Speaking in a session at the Institute for Supply Management's (ISM) 97th annual conference in Baltimore in the US, procurement director John Stephens said when he started at the company 17 years ago there was no procurement department.
Stephens, who is now senior director in Microsoft’s employee experience category, which includes facilities management, cafés, business travel, real estate and vehicle fleet, said prior to the overhaul purchasing had a centralised team but three years ago it was decided a new set-up was required to make it more effective.
The company has eight business divisions, more than 92,000 employees, operations in 112 countries and made almost $70 billion (£43 billion) in revenue last year. In terms of procurement, 160 full-time employees in 33 countries manage around $16 billion (£9.8 billion) of spend. Stephens said with contract labour and outsourced partnerships, the procurement organisation touches around 100+ countries, and the “old model didn’t work very well”.
“It’s a fairly significant challenge to connect and collaborate across all of these, and there’s things that we want our global procurement organisation to be and how we want to be perceived so we can create the most value,” he said.
It set about changing its structure to focus on three key areas – market expertise, being aligned to the business and functional excellence. Jobs were reorganised with three key titles introduced – global category managers, procurement business partners and procurement managers. That meant a change to the jobs of around 70 per cent of the team, which necessitated a huge change management programme.
Over three months, buyers were helped to become accustomed to their new posts in part by using role-play scenarios to clarify what they would be responsible for. While Stephens admitted there was a dip in satisfaction among both staff and stakeholders during this period of uncertainty, only a handful of procurement staff left as a result and surveys carried out since have seen a rise in satisfaction levels.

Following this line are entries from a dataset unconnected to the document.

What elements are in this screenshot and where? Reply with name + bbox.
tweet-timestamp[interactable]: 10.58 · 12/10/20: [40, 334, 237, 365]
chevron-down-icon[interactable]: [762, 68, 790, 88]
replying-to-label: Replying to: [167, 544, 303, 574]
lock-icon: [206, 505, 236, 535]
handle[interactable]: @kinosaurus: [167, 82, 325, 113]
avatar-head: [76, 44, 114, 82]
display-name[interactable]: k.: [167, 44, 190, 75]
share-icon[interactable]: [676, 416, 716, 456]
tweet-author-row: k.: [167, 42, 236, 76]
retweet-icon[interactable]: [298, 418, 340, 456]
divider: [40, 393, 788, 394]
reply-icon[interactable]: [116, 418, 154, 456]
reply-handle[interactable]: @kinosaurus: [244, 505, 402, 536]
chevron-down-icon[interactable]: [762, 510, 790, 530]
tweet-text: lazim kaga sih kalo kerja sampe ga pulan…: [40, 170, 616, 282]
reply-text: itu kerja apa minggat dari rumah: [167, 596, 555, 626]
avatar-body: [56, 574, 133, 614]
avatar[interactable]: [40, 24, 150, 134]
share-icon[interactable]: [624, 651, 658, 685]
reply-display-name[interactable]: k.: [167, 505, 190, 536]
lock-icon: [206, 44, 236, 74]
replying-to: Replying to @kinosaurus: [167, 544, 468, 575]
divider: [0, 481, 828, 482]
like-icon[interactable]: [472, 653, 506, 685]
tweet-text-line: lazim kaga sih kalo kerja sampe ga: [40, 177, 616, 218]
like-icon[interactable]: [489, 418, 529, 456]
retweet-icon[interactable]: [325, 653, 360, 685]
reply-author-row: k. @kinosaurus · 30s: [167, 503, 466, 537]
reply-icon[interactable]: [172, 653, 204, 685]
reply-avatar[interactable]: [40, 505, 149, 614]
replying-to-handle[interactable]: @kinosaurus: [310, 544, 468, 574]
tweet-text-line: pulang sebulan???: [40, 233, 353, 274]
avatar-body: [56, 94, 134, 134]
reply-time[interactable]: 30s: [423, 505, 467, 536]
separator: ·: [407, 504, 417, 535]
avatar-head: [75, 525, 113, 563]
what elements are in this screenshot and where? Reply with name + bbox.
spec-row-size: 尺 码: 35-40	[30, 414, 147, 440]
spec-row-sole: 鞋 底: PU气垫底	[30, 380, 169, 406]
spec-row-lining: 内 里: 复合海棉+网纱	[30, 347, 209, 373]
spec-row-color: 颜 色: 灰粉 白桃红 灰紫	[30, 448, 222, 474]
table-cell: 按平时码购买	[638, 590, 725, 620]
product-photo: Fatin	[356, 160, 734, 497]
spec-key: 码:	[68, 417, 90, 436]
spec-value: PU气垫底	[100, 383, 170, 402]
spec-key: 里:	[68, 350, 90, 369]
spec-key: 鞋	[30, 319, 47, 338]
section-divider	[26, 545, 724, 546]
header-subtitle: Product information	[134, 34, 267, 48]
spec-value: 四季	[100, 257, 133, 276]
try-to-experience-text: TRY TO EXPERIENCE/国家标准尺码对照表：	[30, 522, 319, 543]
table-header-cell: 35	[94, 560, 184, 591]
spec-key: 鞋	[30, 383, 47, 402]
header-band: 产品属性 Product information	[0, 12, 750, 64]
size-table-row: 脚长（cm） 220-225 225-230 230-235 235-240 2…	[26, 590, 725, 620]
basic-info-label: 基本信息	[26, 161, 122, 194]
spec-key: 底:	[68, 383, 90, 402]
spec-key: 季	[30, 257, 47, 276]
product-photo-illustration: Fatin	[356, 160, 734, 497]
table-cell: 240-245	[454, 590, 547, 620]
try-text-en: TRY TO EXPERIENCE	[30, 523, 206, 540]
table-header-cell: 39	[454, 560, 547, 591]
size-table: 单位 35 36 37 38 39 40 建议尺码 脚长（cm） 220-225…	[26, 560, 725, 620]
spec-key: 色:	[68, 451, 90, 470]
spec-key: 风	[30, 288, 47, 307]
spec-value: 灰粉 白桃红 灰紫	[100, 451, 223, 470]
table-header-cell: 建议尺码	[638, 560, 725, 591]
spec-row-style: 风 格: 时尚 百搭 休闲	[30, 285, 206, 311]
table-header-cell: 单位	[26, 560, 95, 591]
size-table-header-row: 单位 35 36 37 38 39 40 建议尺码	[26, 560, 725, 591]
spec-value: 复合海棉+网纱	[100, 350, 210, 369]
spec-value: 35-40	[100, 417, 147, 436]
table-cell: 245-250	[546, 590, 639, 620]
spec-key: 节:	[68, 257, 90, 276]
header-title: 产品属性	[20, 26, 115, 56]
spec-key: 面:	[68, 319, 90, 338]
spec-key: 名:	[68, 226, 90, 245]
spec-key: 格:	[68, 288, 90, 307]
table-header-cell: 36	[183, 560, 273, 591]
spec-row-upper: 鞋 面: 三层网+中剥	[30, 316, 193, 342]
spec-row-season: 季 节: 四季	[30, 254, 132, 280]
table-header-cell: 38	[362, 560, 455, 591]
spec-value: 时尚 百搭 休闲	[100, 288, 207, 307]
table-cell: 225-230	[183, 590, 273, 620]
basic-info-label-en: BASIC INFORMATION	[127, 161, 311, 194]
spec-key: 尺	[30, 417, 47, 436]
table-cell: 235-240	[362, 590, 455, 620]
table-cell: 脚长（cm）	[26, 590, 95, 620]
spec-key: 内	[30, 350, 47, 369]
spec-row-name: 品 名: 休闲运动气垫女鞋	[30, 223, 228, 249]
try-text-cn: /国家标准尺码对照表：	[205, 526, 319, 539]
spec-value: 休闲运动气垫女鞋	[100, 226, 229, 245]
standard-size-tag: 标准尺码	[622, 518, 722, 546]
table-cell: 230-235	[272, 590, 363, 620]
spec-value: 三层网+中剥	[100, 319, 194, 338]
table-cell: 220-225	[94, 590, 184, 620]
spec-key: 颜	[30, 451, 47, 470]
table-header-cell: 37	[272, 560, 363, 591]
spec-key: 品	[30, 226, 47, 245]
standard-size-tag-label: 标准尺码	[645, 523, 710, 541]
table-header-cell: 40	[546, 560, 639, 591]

Another key change, he said, was the introduction of ‘Sync Week’, during which the whole procurement staff comes together and at the end of a few days together they have a clear plan for their categories that will add the most value to the business. The most recent of these annual events, held this month, led to 196 projects having been identified and agreed upon across the globe. These plans will feed into the company’s business plan for its new financial year, which begins in July. Stephens said savings was just one of the value drivers and projects from the 2011 sync week are on track to save the company $700 million (£433 milion).